As more and more PostScript printers became available, PostScript became a reasonable medium for document exchange. For example, if I send you a PostScript document, I have a high degree of confidence that the document you print will be correct. However, a PostScript document is not generally considered a revisable form of the document and is difficult to edit. (For a more through discussion of the issues involved with document exchange, see Section 7 . 2 Document Exchange in Chapter 7 Applying Standards )

Like any commercial product, PostScript is evolving to meet new requirements and fix old problems. PostScript Level 2 addresses many past complaints, such as poor memory management and limited color support. PostScript Level 2 also offers several other interesting features. One of its significant improvements over its predecessor is in the area of color manipulation.(6) Full support for the CMYK (4-color printing) color model should make life easier for color printing.

The fundamental change of PostScript Level 2 is the incorporation of the CIE color mode (see Section 6. 3. 1 Pure Color Models in Chapter 6 Media and Document Integration). The CIE color space specifies a mathematical relationship of color to human perception and is, therefore, independent of any output device. PostScript Level 2 provides a mechanism (called CIE based ABC) that enables developers to map the CIE color space to a particular output device.

The extensions needed for Display PostScript have been included in PostScript Level 2, allowing the same PostScript interpreter to be used for either printing or display applications. True WYSIWYG displays are all the more likely if the same software is used both to display a document on the screen and to print it on paper.

In the area of data compression, PostScript Level 2 also offers significant improvements. Level 2 includes a new operation that accepts a compression algorithm. This includes the JPEG (Joint Photographic Experts Group) and LZW (Lempel-Ziv-Welch) compressions algorithms.

A second generation PostScript is called PDF (Portable Document Format) and is the core of the Acrobat product line from Adobe. Its principal difference is optimization for display, as its primary function is the on-line display of documents. One key to this technology is the use of a new font technology called "Multiple Master." The new fonts work with Adobe Type Manager (ATM) to "mimic the style, weight, and spacing of the document's original faces automatically." PDF also stores a document as a series of randomly accessible pages, facilitating hypertext links.
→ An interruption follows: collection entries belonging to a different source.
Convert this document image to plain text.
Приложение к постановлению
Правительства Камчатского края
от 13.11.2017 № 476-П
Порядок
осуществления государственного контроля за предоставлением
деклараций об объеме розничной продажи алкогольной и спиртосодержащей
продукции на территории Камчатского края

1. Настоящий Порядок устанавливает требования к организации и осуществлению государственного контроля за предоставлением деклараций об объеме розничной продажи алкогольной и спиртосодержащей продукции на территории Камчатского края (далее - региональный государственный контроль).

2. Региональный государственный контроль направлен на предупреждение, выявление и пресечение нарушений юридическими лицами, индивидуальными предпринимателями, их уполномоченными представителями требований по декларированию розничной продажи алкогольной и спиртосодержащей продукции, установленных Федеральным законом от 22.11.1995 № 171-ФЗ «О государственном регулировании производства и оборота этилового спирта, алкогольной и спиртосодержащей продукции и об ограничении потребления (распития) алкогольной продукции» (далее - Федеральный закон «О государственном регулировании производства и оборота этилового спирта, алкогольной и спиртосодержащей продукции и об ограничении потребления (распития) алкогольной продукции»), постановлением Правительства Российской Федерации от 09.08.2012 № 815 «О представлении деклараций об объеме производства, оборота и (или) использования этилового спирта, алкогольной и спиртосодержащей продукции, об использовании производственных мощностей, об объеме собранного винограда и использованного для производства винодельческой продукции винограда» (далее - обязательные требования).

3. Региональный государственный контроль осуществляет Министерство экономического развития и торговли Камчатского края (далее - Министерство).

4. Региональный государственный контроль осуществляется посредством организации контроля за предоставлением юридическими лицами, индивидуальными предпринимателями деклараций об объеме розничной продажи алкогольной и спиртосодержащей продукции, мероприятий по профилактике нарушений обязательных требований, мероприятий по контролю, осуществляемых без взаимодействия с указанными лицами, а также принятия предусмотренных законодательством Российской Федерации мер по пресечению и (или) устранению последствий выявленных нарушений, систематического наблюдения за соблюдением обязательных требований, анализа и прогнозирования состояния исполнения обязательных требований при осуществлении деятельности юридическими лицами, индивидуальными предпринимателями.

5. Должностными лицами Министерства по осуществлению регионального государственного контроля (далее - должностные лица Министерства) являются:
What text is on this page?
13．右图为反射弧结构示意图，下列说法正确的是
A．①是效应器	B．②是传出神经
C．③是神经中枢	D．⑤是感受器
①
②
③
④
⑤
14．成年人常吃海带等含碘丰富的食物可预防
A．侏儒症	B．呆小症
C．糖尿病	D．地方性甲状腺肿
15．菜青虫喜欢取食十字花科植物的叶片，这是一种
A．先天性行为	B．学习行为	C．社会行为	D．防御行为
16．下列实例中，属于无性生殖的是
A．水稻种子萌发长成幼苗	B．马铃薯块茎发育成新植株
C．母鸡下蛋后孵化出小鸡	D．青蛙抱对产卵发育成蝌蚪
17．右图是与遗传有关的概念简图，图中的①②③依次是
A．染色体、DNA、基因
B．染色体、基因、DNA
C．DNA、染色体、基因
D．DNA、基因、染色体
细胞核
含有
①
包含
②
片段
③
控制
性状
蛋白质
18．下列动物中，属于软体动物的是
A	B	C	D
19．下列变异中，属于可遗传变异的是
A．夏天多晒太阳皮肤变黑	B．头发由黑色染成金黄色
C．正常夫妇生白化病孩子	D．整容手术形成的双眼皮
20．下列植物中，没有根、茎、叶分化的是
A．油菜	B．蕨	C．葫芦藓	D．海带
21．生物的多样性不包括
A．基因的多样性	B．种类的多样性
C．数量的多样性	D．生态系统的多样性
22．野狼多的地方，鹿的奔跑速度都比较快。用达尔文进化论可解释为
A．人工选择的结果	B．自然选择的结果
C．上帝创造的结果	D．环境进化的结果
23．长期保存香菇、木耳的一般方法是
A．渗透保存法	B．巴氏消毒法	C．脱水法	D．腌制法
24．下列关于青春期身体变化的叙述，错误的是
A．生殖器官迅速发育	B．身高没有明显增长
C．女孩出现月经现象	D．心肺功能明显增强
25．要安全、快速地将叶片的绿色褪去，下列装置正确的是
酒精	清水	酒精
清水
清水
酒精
The overall product line that uses this technology is called Acrobat. (See section 7. 4. 2 Electronic Page Delivery in the chapter Applying Standards for more information on Acrobat.)

5 . 1 . 3 Lots O Formats

Software vendors have defined many document and graphics formats. They have made many, but not all, of the specifications public. Vendors of open specifications correctly reason that publicizing their formats will encourage the creation of new software products that use their formats and more of their products. A few of the more popular formats are discussed next.

DCA/RFT

DCA/RFT, the Document Content Architecture/Revisable Form Text, commonly referred to simply as DCA, is the format used by IBM's DisplayWrite. It is capable of representing a document with one or two master formats.

Graphics are possible inside a DCA document via a special Inserted Escaped Graphic identifier. This identifier lets a document treat a graphic as a block located in the text.
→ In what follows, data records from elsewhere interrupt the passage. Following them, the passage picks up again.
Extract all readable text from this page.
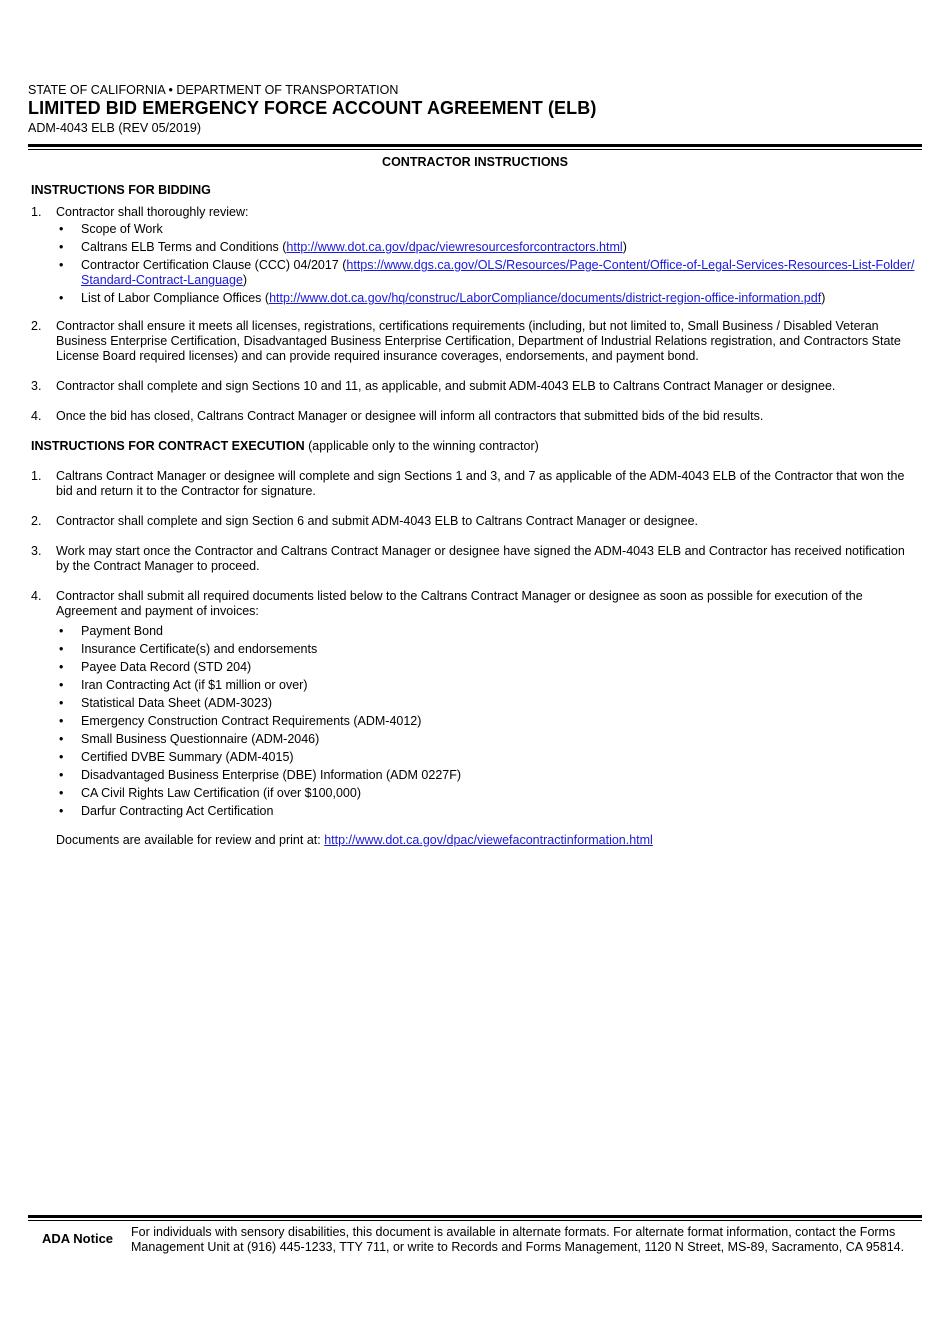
STATE OF CALIFORNIA • DEPARTMENT OF TRANSPORTATION
LIMITED BID EMERGENCY FORCE ACCOUNT AGREEMENT (ELB)
ADM-4043 ELB (REV 05/2019)
CONTRACTOR INSTRUCTIONS

INSTRUCTIONS FOR BIDDING

1. Contractor shall thoroughly review:
• Scope of Work
• Caltrans ELB Terms and Conditions (http://www.dot.ca.gov/dpac/viewresourcesforcontractors.html)
• Contractor Certification Clause (CCC) 04/2017 (https://www.dgs.ca.gov/OLS/Resources/Page-Content/Office-of-Legal-Services-Resources-List-Folder/
Standard-Contract-Language)
• List of Labor Compliance Offices (http://www.dot.ca.gov/hq/construc/LaborCompliance/documents/district-region-office-information.pdf)
2. Contractor shall ensure it meets all licenses, registrations, certifications requirements (including, but not limited to, Small Business / Disabled Veteran Business Enterprise Certification, Disadvantaged Business Enterprise Certification, Department of Industrial Relations registration, and Contractors State License Board required licenses) and can provide required insurance coverages, endorsements, and payment bond.
3. Contractor shall complete and sign Sections 10 and 11, as applicable, and submit ADM-4043 ELB to Caltrans Contract Manager or designee.
4. Once the bid has closed, Caltrans Contract Manager or designee will inform all contractors that submitted bids of the bid results.

INSTRUCTIONS FOR CONTRACT EXECUTION (applicable only to the winning contractor)

1. Caltrans Contract Manager or designee will complete and sign Sections 1 and 3, and 7 as applicable of the ADM-4043 ELB of the Contractor that won the bid and return it to the Contractor for signature.
2. Contractor shall complete and sign Section 6 and submit ADM-4043 ELB to Caltrans Contract Manager or designee.
3. Work may start once the Contractor and Caltrans Contract Manager or designee have signed the ADM-4043 ELB and Contractor has received notification by the Contract Manager to proceed.
4. Contractor shall submit all required documents listed below to the Caltrans Contract Manager or designee as soon as possible for execution of the Agreement and payment of invoices:
• Payment Bond
• Insurance Certificate(s) and endorsements
• Payee Data Record (STD 204)
• Iran Contracting Act (if $1 million or over)
• Statistical Data Sheet (ADM-3023)
• Emergency Construction Contract Requirements (ADM-4012)
• Small Business Questionnaire (ADM-2046)
• Certified DVBE Summary (ADM-4015)
• Disadvantaged Business Enterprise (DBE) Information (ADM 0227F)
• CA Civil Rights Law Certification (if over $100,000)
• Darfur Contracting Act Certification
Documents are available for review and print at: http://www.dot.ca.gov/dpac/viewefacontractinformation.html
ADA Notice For individuals with sensory disabilities, this document is available in alternate formats. For alternate format information, contact the Forms Management Unit at (916) 445-1233, TTY 711, or write to Records and Forms Management, 1120 N Street, MS-89, Sacramento, CA 95814.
DCA has an automatic numbering scheme that can be used to specify the numbering style of footnotes. It is possible, using this feature, to allow the user to define custom numbering sequences.

RTF

Microsoft has defined the RTF, Rich Text Format, for use by its principal publishing product MS Word. On the Macintosh, it is the most commonly used document exchange format. Many products include import filters to allow input of text in this format.

MS Word has grown up to be the king of the hill of word processors. As such, RTF is a widely used interchange format. However, many word processors and document publishing systems seem to have trouble reading and writing proper RTF files. MS Word, not surprisingly, is clearly the most reliable program to read and write RTF files. There are also a number of RTF to HTML converters around. For example check out rtftohtml at http://www.sunpack.com/RTF/rtftohtml overview.html.

WORDPERFECT

Oh, how the mightly have fallen. A mere 3 or 4 years ago, WordPerfect was the undisputed leader of word processing packages. Now after a buyout by Novell, who then sold it to Corel, WordPerfect is struggling to keep market share and is playing catchup with the formidible marketing clout of Microsoft and its MS Word.

One particularly effective aspect of WordPerfect's design is the use of multiple views. A user can view the document in three ways. The normal view shows mainly the textual content with minor highlighting, color changes for font variations, and a few other visual cues. The show-codes view lets you see and edit all the hidden control codes used by the system. In this view, users can get into the nittygritty when required. The third view is the print-preview mode, which is most useful for displaying the relationship of inset graphics to the text. Of course, a fourth view is implicit: the printed document itself.

5 . 1 . 4 Dealing with Formats

Can I get document X into system Y? Will my WordPerfect system accept this vital MSWord document?

The answers to these questions depend on a variety of factors. The specific document processor may or may not support the import or export of a number of formats. Even if a format is reportedly supported, the import/export function often does not do a complete translation. The result of a successful translation will almost always produce a document that must undergo extensive editing. Style and paragraph tags are usually lost, even if the overall formatting was translated successfully. Unfortunately, it is necessary to understand more than you might care to know when transferring a document from one format into another.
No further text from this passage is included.